持続性知覚性姿勢誘発めまい(PPPD)
持続性知覚性姿勢誘発めまい(PPPD)とは?
持続性知覚性姿勢誘発めまい(PPPD)は、2017年に提唱された新しい概念のめまいです。最初に急なめまいを発症した後に原因のめまいは改善したにも関わらず、ふわふわしためまいや不安定感が3ヵ月以上にわたってほぼ毎日みられる病気です。40歳台に最も多く見られます。一般的に3か月以上症状が持続するめまいを慢性めまいといいますが、その原因として持続性知覚性姿勢誘発めまい(PPPD)が最も多く、約40%を占めると言われています。そのため今まで原因不明と言われてきためまいの中に実はPPPD (持続性知覚性姿勢誘発めまい)が多く含まれていたのではないかと考えられています。
目次
- 症状
- 原因
- 検査
- 治療
持続性知覚性姿勢誘発めまいの症状
- 3カ月以上続くめまい
主な症状は、3カ月以上続く浮動感、不安定感、非回転性めまいです。めまいの特徴としては縦や横に揺れる感じや、安定を保てない感じです。よくある目が回るようなめまいではありません。また支えがなく立っていたり座っていて、頭が後ろに持ってかれたり、横に倒れそうになる感じがする人もいます。継続時間としてはずーっとふわふわしている浮動感で、一瞬ふわっと感じるようなめまいは別の病気を考えます。

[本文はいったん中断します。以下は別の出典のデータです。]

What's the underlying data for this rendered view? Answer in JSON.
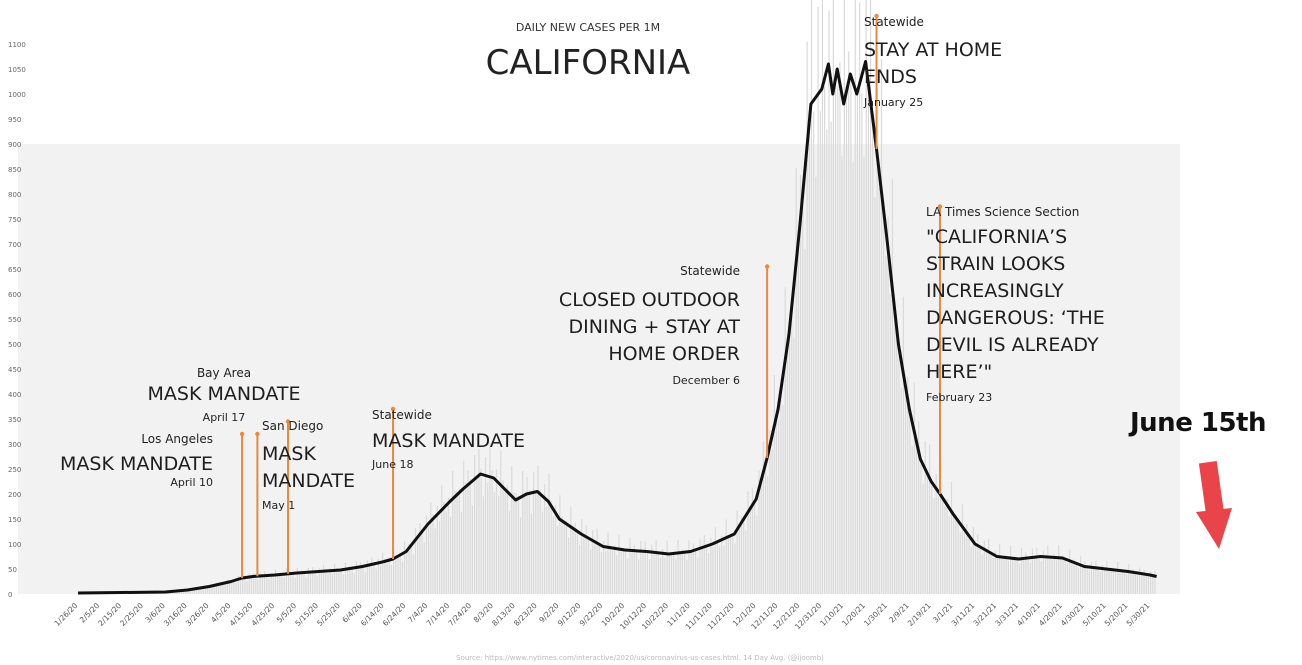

これらのめまい症状が次のことがきっかけで起こったり、悪くなったりします。
- 立ったり歩いたりする
- 体を動かしたり、動かされたりすること(エレベーター、エスカレーター、電車、バスへの乗車など)
- 複雑な模様(色合いや凹凸)や激しい動きのある映像を見ること(パソコンやスマートフォンのスクロール画面を見る。テレビや映画などで激しい動きのある画像を見る。本や新聞などの細かい文字を見る。スーパーやホームセンターなどの陳列棚を見る)
この中では③が持続性知覚性姿勢誘発めまいに特徴的な症状と言えます。なぜなら①や②の姿勢や動作などで悪化するめまいは加齢によるめまい(バランス機能低下や筋力低下によるふらつき)でもかなり起きますが③の視覚的な刺激によってめまいが悪化するのは加齢よるめまいではあまり起きないからです。
持続性知覚性姿勢誘発めまいの原因
持続性知覚性姿勢誘発めまい(PPPD)のはっきりとした原因は不明ですが、一説では最初に起こっためまいを克服するために、体がよかれと思って行った補正の反応が過剰状態になって起こっていると考えられています。
持続性知覚性姿勢誘発めまいの検査
一般的に持続性知覚性姿勢誘発めまい(PPPD)の診断は症状や病歴が重要であり、診断に直結する検査はありません。しかしその他のめまい症との鑑別のために以下の検査を行うことがあります。
- 耳鏡検査
外耳道や鼓膜の状態を観察します。
- 眼振検査
めまい症状があるとき、目が無自覚に揺れる(眼振)症状が出現することがあります。この眼振を評価するために、フレンツェル眼鏡という特殊な検査用眼鏡を使用します。
- 重心動揺検査
開眼・閉眼時の体のバランスを評価する検査です。
- 聴力検査
難聴を評価する検査です。持続性知覚性姿勢誘発めまいでは難聴を伴いませんが、他の病気の否定のために検査することがあります。
- MRI検査
慢性的なめまいの場合に脳疾患を否定する場合に検査することがあります。
持続性知覚性姿勢誘発めまいの治療
急性期のめまいで使用する薬(抗めまい薬や血流改善剤、ビタミン剤など)はあまり効果がなく、また最近定義された疾患であり、治療方法が確立していません。現在、抗うつ薬による薬物治療、前庭リハビリテーション、行動認知療法などが有効との報告があります。
- 薬物療法
SSRIやSNRIといった抗うつ薬の内服治療を行います。しかし副作用や薬をやめる際に問題が生じること(離脱症状)があるため必要に応じて精神科や心療内科の受診をお勧めすることがあります。
- 前庭リハビリテーション
前庭リハビリテーションは、めまいやバランスが取れないといった問題を改善するための特別なエクササイズのことを指します。具体的には、目を動かしたり、立ったり座ったり、歩いたりするエクササイズなどがあります。これらのエクササイズは、体がどの方向に動いているかを感じる能力を改善し、バランスを取る能力を鍛えることを目指しています。
- 認知行動療法
認知行動療法は、認知(ものの受け取り方や考え方)に働きかけて心を楽にする精神療法(心理療法)の一種です。ストレスを感じると私たちは悲観的に考え、問題を解決できない心の状態になっていきますが、認知行動療法では、そうした考え方のバランスを取ってストレスに上手に対応できる心の状態をつくっていきます。例えばめまいやふらつきなどが生じるきっかけや症状の程度などをめまい日誌に記入などして自分のめまいを「認知」し、めまいやふらつきへの前向きな対応方法に気づき「行動」してめまいを改善させていくなどが挙げられます。専門的な治療を希望される場合は、精神科や心療内科に紹介します。